For this reason, same-sex couples and opposite-sex couples are not similarly situated, since conjugal union is literally impossible between persons of the same sex. To put it another way: sterility is a privation of conjugality, whereas the absence of conjugality is the privation of nothing. All same-sex couples, whether or not they are romantically involved and regardless of their sexual orientation, are as “sterile” as the Pietà is “blind.”
Lee and George, of course, are not suggesting that the partners in a same-sex relationship cannot experience deep romantic love for one another. Their point here is quite modest: to explore, with a level of philosophical sophistication, the nature of marriage. The nature of romantic love and its varieties, whether same-sex or otherwise, is a separate, though important, topic.
Not Sentiment, Prejudice, or Tradition
Chapter four addresses the moral status of non-marital sexual acts, such as fornication, sodomy, masturbation, bestiality, and incest. Not surprisingly, Lee and George conclude that these acts are all immoral, largely based on the nature of the marital norms defended in chapter three.
Given the degree to which our culture has become increasingly permissive on sexual matters, this chapter may surprise those who have been led to believe that there are no actual arguments in defense of what was once called “traditional morality.” In an age in which that morality is not so much addressed as it is ridiculed, this chapter shows why ridicule is the chosen instrument of critique by a sizable segment of the popular culture: the best arguments for traditional morality are sophisticated and require a rarely practiced measure of sustained and careful attention if one hopes to criticize them with any modicum of intellectual integrity.

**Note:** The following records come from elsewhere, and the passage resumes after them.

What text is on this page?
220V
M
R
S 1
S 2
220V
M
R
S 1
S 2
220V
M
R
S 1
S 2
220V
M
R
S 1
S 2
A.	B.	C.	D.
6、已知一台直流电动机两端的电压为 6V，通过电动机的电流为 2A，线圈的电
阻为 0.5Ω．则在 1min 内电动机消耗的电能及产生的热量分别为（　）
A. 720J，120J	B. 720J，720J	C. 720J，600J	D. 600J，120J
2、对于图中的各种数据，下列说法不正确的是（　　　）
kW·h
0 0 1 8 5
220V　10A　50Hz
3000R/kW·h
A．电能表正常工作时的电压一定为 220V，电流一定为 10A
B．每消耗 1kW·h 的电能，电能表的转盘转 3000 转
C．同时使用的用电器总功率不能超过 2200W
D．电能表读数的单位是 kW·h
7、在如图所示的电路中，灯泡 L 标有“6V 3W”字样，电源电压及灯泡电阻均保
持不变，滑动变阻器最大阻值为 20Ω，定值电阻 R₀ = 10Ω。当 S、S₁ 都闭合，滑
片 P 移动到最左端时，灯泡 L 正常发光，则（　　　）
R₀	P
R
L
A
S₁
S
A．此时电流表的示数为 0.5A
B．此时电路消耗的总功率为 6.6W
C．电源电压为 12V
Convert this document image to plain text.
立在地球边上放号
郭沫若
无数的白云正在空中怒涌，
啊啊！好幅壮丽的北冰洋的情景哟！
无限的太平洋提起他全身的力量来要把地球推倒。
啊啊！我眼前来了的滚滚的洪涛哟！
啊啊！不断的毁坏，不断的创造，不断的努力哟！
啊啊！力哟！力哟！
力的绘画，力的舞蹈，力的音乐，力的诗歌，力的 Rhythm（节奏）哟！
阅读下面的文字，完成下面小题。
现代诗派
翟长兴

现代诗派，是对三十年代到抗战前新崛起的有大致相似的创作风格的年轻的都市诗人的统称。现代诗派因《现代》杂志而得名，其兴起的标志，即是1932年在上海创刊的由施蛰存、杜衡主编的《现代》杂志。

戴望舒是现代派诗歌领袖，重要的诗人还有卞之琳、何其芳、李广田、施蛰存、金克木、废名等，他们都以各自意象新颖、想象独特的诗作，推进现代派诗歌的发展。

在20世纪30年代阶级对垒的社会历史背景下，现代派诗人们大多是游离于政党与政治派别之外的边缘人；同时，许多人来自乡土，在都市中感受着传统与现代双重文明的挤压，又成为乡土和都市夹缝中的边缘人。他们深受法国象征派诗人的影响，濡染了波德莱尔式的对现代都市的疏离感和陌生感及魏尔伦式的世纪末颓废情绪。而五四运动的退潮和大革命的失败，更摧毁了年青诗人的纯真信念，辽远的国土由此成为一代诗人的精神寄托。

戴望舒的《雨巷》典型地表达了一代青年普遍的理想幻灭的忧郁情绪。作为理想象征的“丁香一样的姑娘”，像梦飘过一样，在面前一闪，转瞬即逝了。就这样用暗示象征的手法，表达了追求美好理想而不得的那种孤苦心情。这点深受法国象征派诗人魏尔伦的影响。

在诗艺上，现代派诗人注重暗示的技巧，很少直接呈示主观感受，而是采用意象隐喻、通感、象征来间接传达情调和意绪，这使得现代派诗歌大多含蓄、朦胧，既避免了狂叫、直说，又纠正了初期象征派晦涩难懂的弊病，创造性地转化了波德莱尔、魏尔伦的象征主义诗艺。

The book’s final chapter (“Marriage and the Law”) concerns questions about what view of marriage should be reflected in our laws. Lee and George argue that because conjugal marriage is uniquely real marriage, it would be unjust for the law to say otherwise. This chapter includes rebuttals to several arguments for the legal recognition of same-sex relationships as marriages. For this reason, Lee and George often return to points established earlier in the book and apply them to the legal debate.
Because the case for conjugal marriage is often portrayed by many, including some who sit on the federal bench, as devoid of any rational justification whatsoever, Conjugal Union is an important contribution to the literature. Even if you find yourself disagreeing with the authors on some points, as I have, they have nevertheless clearly established that the case for conjugal marriage is not merely based on some irrational prejudice or sentimental appeal to tradition—as the case is sometimes depicted by those who should know better—but rather, on a series of sophisticated arguments that deserve to be answered.